Funeral offer funeral co-ordination services. There are certain costs associated with a funeral and the largest portion of this is the cost of the plot in the cemetery.
Guidance on Islamic Funerals
Islam encourages us to do the following during a dying person’s last moments. Advise the dying person to say La ilaha illa-Allah [There is no god but Allah]. The purpose is to remind him/her of the Oneness of Allah. Mu’adh ibn Jabal states that the messenger of Allah, (pbuh) said, “He whose last words are ‘Lailaha illa-Allah’, shall enter Paradise.” [Abu Daw’ud; Al-Hakim – a sound hadith]. But one who is unable to speak might say these words in his heart. The scholars state that no pressure should be put on the dying person.
When Death Occurs
Once the person is confirmed dead, family members or those who are present should first say: Inna lillahi wa inna ilayhi raji’ un [Verily we belong to Allah, and truly to Him shall we return]
Close the eyes of the deceased.
- They should try to close his/her lower jaw to his head so that it does not sag.
- They should cover all his/her body completely with a clean sheet.
- They should make Dua’ (Supplicate) to Allah to forgive him/her.
Muslims strive to bury the deceased as soon as possible after death, avoiding the need for embalming or otherwise disturbing the body of the deceased. An autopsy may be performed, if legally required but should be done with the utmost respect for the dead.
Washing and Shrouding
In preparation for burial, the family or other members of the community will wash and shroud the body. (If the deceased was killed as a martyr, this step is not performed; martyrs are buried in the clothes they died in.) The deceased will be washed respectfully, with clean and scented water, in a manner similar to how Muslims make ablutions for prayer. The body will then be wrapped in sheets of clean, white cloth (called the kafan).
The deceased is then transported to the site of the funeral prayers (salat-l-janazah). These prayers are can be held outdoors, in a courtyard or public square and, not necessarily inside the mosque. The community gathers, and the imam (prayer leader) stands in front of the deceased, facing away from the worshippers. The funeral prayer is detailed on page 3 (there is no bowing or prostration, and the entire prayer is said silently).
The deceased is then taken to the cemetery for burial (al-dafin). While all members of the community attend the funeral prayers, only the men of the community accompany the body to the gravesite. It is preferred for a Muslim to be buried in the land where he or she died, and not be transported to another location or country (which may cause delays or require embalming the body). If available, a cemetery (or section of one) set aside for Muslims is preferred. The deceased is laid in the grave (without a coffin if permitted by local law) on his or her right side, facing Mecca. At the gravesite, it is discouraged for people to erect tombstones, elaborate markers, or other mementoes. Rather, one should humbly remember Allah and His mercy, and pray for the deceased.
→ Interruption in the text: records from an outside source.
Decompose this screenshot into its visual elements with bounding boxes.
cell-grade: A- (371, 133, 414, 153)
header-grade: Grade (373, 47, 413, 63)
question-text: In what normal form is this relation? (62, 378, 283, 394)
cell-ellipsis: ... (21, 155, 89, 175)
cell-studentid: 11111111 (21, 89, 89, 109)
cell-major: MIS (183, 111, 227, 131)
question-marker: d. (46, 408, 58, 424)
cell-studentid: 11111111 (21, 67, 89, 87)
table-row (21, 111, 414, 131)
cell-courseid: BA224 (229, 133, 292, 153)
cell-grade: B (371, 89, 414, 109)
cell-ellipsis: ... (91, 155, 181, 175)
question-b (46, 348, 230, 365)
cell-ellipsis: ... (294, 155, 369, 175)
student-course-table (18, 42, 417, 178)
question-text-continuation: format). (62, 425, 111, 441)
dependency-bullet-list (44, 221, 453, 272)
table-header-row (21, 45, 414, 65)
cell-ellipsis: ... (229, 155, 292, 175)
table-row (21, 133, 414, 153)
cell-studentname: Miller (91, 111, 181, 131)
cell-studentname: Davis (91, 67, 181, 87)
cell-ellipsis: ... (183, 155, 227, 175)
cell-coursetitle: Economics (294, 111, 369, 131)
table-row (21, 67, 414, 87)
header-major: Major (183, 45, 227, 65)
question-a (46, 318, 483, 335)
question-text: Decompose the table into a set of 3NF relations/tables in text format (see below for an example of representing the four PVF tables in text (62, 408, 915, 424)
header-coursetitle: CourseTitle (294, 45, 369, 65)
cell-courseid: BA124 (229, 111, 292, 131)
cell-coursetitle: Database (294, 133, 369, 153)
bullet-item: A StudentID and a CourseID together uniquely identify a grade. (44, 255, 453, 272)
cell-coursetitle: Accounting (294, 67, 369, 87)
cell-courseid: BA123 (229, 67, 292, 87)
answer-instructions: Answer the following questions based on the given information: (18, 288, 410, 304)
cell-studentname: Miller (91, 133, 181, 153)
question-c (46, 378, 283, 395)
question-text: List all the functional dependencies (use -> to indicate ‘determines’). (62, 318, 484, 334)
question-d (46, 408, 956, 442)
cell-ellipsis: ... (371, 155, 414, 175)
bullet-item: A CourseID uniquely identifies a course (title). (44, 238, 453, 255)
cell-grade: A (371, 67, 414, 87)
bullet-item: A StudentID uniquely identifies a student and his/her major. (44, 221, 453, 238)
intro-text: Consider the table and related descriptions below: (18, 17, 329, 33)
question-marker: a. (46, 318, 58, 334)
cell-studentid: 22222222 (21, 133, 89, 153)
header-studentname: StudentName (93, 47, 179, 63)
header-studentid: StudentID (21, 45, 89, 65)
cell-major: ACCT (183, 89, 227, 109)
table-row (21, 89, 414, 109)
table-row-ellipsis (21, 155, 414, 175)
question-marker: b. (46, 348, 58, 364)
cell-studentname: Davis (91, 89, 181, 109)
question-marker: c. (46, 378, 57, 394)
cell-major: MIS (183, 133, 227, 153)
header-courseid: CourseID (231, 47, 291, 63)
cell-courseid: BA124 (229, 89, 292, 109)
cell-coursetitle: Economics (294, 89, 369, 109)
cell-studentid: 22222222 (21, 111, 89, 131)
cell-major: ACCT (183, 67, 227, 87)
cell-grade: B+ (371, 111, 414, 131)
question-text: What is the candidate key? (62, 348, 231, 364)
Widows observe a mourning period (iddah), 4 months and 10 days long, in accordance with the Qur’ an 2:234. During this time, she is not to remarry.
When one dies, everything in this earthly life is left behind, and there are no more opportunities to perform acts of righteousness and faith. The Prophet Muhammad once said that there are three things, however, which may continue to benefit a person after death: charity given during life which continues to help others, knowledge from which people continue to benefit, and a righteous child who prays for him or her.